Researchers publish ‘playbook’ for understanding pancreatic cancer, one of the deadliest cancers
Posted on: 30 April 2026
Researchers at Trinity College Dublin have published a major new review that brings fresh clarity to one of the deadliest forms of cancer - pancreatic cancer - by mapping how the disease operates at every level. The review is published in the journal Cancer Letters.
Pancreatic cancer has the worst survival rate of any major cancer, with just 13% of patients alive five years after diagnosis. Late detection, aggressive tumour biology, limited treatment options and less research funding, has meant progress has been frustratingly slow.
Now, scientists at the Trinity St James’s Cancer Institute (TSJCI), the first comprehensive cancer centre in Ireland, have taken a different approach: instead of focusing on a single biological pathway or target, they have assembled a comprehensive “playbook” of the disease, showing how multiple biological systems interact to drive its growth.
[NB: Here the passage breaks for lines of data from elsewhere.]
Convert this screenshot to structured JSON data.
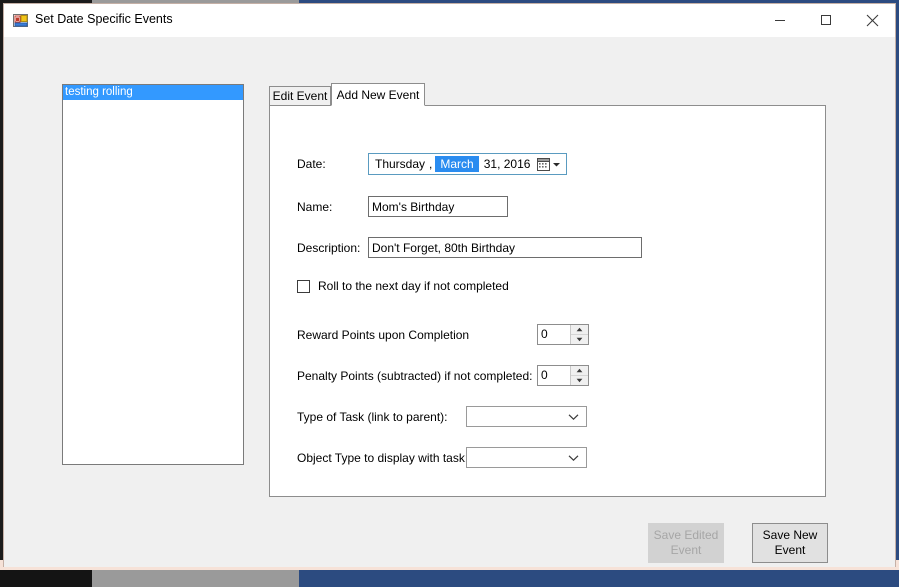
{
  "window": {
    "title": "Set Date Specific Events",
    "app_icon": "windows-forms-icon",
    "controls": {
      "minimize": "minimize-icon",
      "maximize": "maximize-icon",
      "close": "close-icon"
    }
  },
  "event_list": {
    "items": [
      {
        "label": "testing rolling",
        "selected": true
      }
    ]
  },
  "tabs": [
    {
      "id": "edit-event",
      "label": "Edit Event",
      "active": false
    },
    {
      "id": "add-new-event",
      "label": "Add New Event",
      "active": true
    }
  ],
  "form": {
    "date": {
      "label": "Date:",
      "weekday": "Thursday",
      "separator": ",",
      "month": "March",
      "day_year": "31, 2016",
      "calendar_icon": "calendar-icon",
      "dropdown_icon": "chevron-down-icon"
    },
    "name": {
      "label": "Name:",
      "value": "Mom's Birthday",
      "placeholder": ""
    },
    "description": {
      "label": "Description:",
      "value": "Don't Forget, 80th Birthday",
      "placeholder": ""
    },
    "roll_checkbox": {
      "label": "Roll to the next day if not completed",
      "checked": false
    },
    "reward_points": {
      "label": "Reward Points upon Completion",
      "value": "0"
    },
    "penalty_points": {
      "label": "Penalty Points (subtracted) if not completed:",
      "value": "0"
    },
    "task_type": {
      "label": "Type of Task (link to parent):",
      "value": "",
      "dropdown_icon": "chevron-down-icon"
    },
    "object_type": {
      "label": "Object Type to display with task:",
      "value": "",
      "dropdown_icon": "chevron-down-icon"
    }
  },
  "buttons": {
    "save_edited_event": {
      "line1": "Save Edited",
      "line2": "Event",
      "enabled": false
    },
    "save_new_event": {
      "line1": "Save New",
      "line2": "Event",
      "enabled": true
    }
  },
  "colors": {
    "selection_blue": "#3399ff",
    "date_highlight": "#2a8cf0",
    "window_background": "#f0f0f0",
    "desktop_blue": "#2c4b80"
  }
}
Published in the prestigious journal Cancer Letters, the comprehensive review applies the most up-to-date “Hallmarks of Cancer” framework - a globally recognised generic model describing the essential traits of cancer, first developed in 2000 by Douglas Hanahan and Robert Weinberg - to pancreatic cancer in unprecedented detail.
Rather than treating pancreatic cancer as a single problem, the paper describes how it is driven by a complex network of factors, including: genetic mutations, the tumour microenvironment, immune system evasion, metabolic changes, tumour-nerve interactions, and even the microbiome.
By integrating the findings from hundreds of studies across these multiple areas, the review highlights how these processes work together, not in isolation, to make pancreatic cancer so difficult to treat.
Lead author Dr Laura Kane, Research Ireland Postdoctoral Research Fellow, said:
“Pancreatic cancer is not driven by one pathway, it’s a highly coordinated system. What we’ve done is bring all of that complexity together into a single, usable framework. By showing how these different mechanisms connect, we can start to see where the real vulnerabilities of the disease may lie.”
Crucially, the study moves beyond simply summarising existing research. It identifies where scientific understanding is strongest, where gaps remain, and where future efforts should be focused.
One of the key messages is that single-drug approaches are unlikely to succeed. Instead, the authors argue that progress will depend on smarter, combination-based treatments that target multiple hallmarks of the disease at once. This shift in thinking could have important implications for how clinical trials are designed and how new therapies are developed.
Senior author Professor Stephen Maher, Professor in Translational Oncology, added:
“Despite decades of research, outcomes for pancreatic cancer patients have improved only marginally. This paper helps explain why. It also provides a roadmap for designing the next generation of treatments, ones that reflect the true complexity of the disease.”
The review is particularly relevant for clinicians and researchers, but also offers important insights for patients and families by explaining why pancreatic cancer has proven so resistant to treatment, and where new hope may emerge.
Looking ahead, the team emphasises the need for: biomarker-led clinical trials, better laboratory models that reflect real tumour complexity, and more integrated approaches to targeting the disease.
By bringing together the latest advances across multiple fields, this work provides one of the most comprehensive overviews of pancreatic cancer to date, and a clearer path toward more effective treatments.